ベンゲル対クライフ。26年前、初めてCLを観た驚きのスタジアム (2ページ目)

  • 杉山茂樹●文 text by Sugiyama Shigeki
  • 赤木真二●写真 photo by Akagi Shinji

 ジェノバで空き時間が生まれたので、どうしようかと思案していた時、現地の通訳から「だったら、モナコに行ってくれば? ちょうどバルセロナとモナコが試合をするから」と、提案された結果だった。

 モナコとジェノバはどのような位置関係にあるのか。別の国にある両都市が普通列車に揺られること2時間で到着する距離にあるとは、想像していなかった。

 ヴェンティミーリアという駅に到着すると、厳めしい顔をした警察官が乗り込んできた。
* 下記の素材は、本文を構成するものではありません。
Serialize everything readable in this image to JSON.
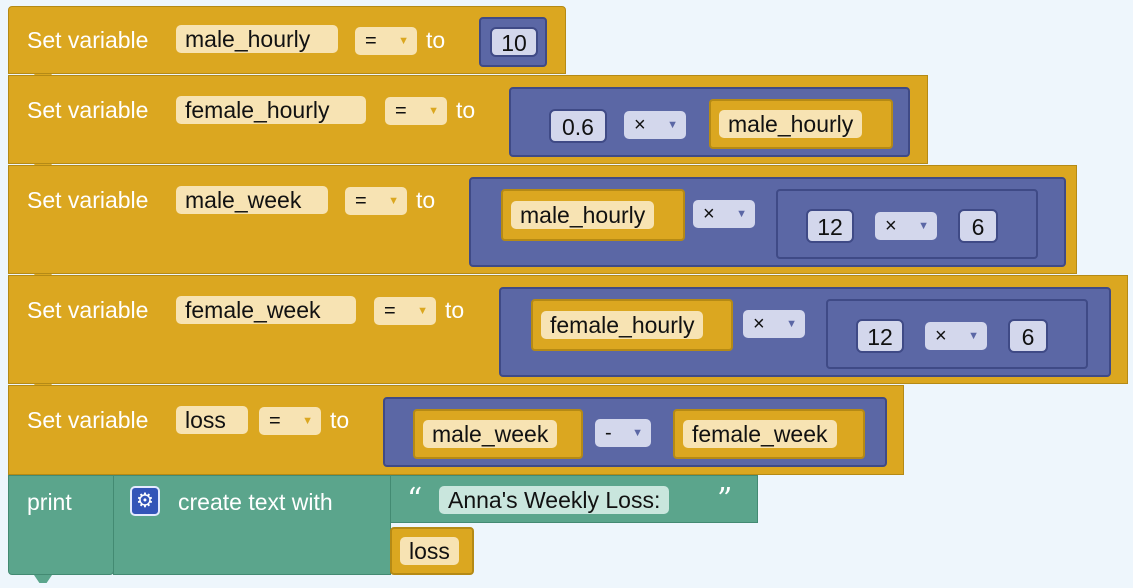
{
  "labels": {
    "set_variable": "Set variable",
    "to": "to",
    "print": "print",
    "create_text_with": "create text with",
    "quote_open": "“",
    "quote_close": "”"
  },
  "operators": {
    "assign": "=",
    "multiply": "×",
    "minus": "-",
    "dropdown_arrow": "▼"
  },
  "blocks": [
    {
      "variable": "male_hourly",
      "value": "10"
    },
    {
      "variable": "female_hourly",
      "factor": "0.6",
      "operand": "male_hourly"
    },
    {
      "variable": "male_week",
      "operand": "male_hourly",
      "inner_a": "12",
      "inner_b": "6"
    },
    {
      "variable": "female_week",
      "operand": "female_hourly",
      "inner_a": "12",
      "inner_b": "6"
    },
    {
      "variable": "loss",
      "left": "male_week",
      "right": "female_week"
    }
  ],
  "print_block": {
    "text": "Anna's Weekly Loss:",
    "item": "loss"
  },
  "icons": {
    "gear": "gear-icon"
  },
  "colors": {
    "variable_block": "#dba720",
    "math_block": "#5b67a5",
    "text_block": "#5ba58c",
    "field": "#f7e3b3",
    "mutator_icon": "#3354b8"
  }
}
そこはイタリアとフランスを隔てる国境の駅で、そこから先、つまりフランスに行くためには、パスポートの提示が必要だった。いわゆるシェンゲン条約の内容が施行されたのは95年3月なので、これはパスポートコントロールが廃止されるおよそ1年前の前の出来事になる。

 だが、モナコはフランスではない。バチカン市国に次ぐ世界で2番目に面積の小さな国。正式名称はモナコ公国になる。しかし、フランスとの国境を遮る何かがあるわけではない。両国間は当時もパスポートを提示することなしに行き来できた。同様に通貨もフランスフランがそのまま使われていた。地元のクラブ、ASモナコがフランスリーグに所属することに違和感はなかった。